# Snail in terribilis viv



## Phyllobates azureus (Aug 18, 2010)

While i was checking on my terribilis, i found a snail on the glass of their viv above their "pond". It is extremely small, but bigger than the fruit flies and a bronze/metallic brown in color. It is not moving a lot, but it has made some progress since i first saw it. Can someone tell me if it is a problem and what to do about it?


----------



## Ed (Sep 19, 2004)

It looks to be some kind of Physa snail. They can be very difficult to control in a water body in an enclosure. I would suggest removing it right away. It isn't uncommon for people to get them from the plants they purchase. 

Ed


----------



## Phyllobates azureus (Aug 18, 2010)

Ed said:


> It looks to be some kind of Physa snail. They can be very difficult to control in a water body in an enclosure. I would suggest removing it right away. It isn't uncommon for people to get them from the plants they purchase.
> 
> Ed


Unfortunately, it vanished about half an hour after i took the photo. Looking for it. Should i pull the terribilis until i get rid of it?


----------



## Okapi (Oct 12, 2007)

I doubt it will hurt the frog. Bait it with a lettuce leaf. In my experience, if you see one snail, you have a hundred that you havent seen.


----------



## Ed (Sep 19, 2004)

It is unlikely to harm the frog... but they can be a nuisance if left alone. 

Ed


----------



## TWA (Apr 3, 2011)

Like they said, it'll multiply and you will have hundreds easily. The lettuce technique works well in aquariums so I assume it'll work well for you too


----------



## Krenshaw22 (Apr 21, 2011)

It looks like the aquatic snails that was in my fish tanks years ago. There population will explode. But I believe they are aquatic snails. The size and pic fits what mine looked like.


----------



## fishman9809 (Dec 8, 2008)

Just pond snails. Have them all the time in my aquarium. I plop them into another aquarium with assassin snails (snail-eating snails). If they get out of hand you can get some assassin snails, but mind you, assassin snails are so good at their job that you might need to buy pond snails to feed them once they run out. 

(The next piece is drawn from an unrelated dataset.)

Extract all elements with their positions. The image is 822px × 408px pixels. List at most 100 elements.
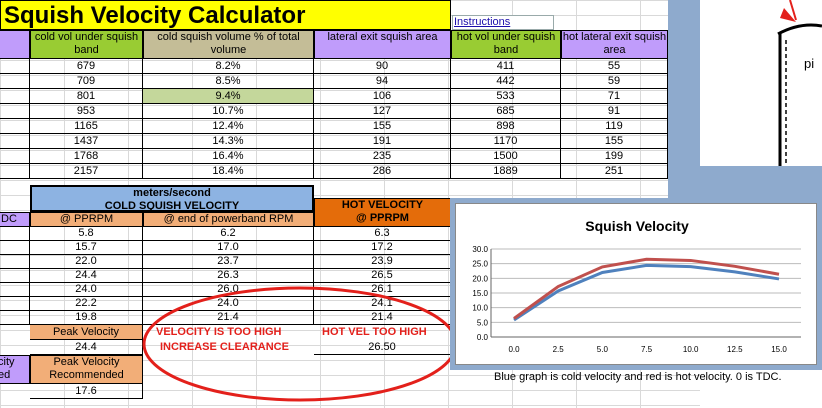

If you are on top of things, I doubt it will get to the point where you need assassin snails. Just remove any you see and you should have no problem at all.


----------



## Krenshaw22 (Apr 21, 2011)

fishman9809 said:


> Just pond snails. Have them all the time in my aquarium. I plop them into another aquarium with assassin snails (snail-eating snails). If they get out of hand you can get some assassin snails, but mind you, assassin snails are so good at their job that you might need to buy pond snails to feed them once they run out.
> 
> If you are on top of things, I doubt it will get to the point where you need assassin snails. Just remove any you see and you should have no problem at all.


I second that. I wonder how its living in a viv though.


----------



## Ed (Sep 19, 2004)

Krenshaw22 said:


> I second that. I wonder how its living in a viv though.


If you read the OP's first post there is a small "pond" in the tank. If aquatic plants (including ricca, java moss, and azolla) were used in the tank, that could have been enough to introduce the snail(s). 

Ed


----------



## Krenshaw22 (Apr 21, 2011)

Ed said:


> If you read the OP's first post there is a small "pond" in the tank. If aquatic plants (including ricca, java moss, and azolla) were used in the tank, that could have been enough to introduce the snail(s).
> 
> Ed


My bad I must have completely skipped that line while reading it. That explains it now lol. Oops


----------



## fieldnstream (Sep 11, 2009)

I say catch that joker and make some lilliputian escargot!


----------



## Steverd (Sep 4, 2011)

I thought Pond Snail right away, in an aquarium I would put in an assassin snail or clown loach to control. Can an assassin snail survive in a terrarium?

Steve


----------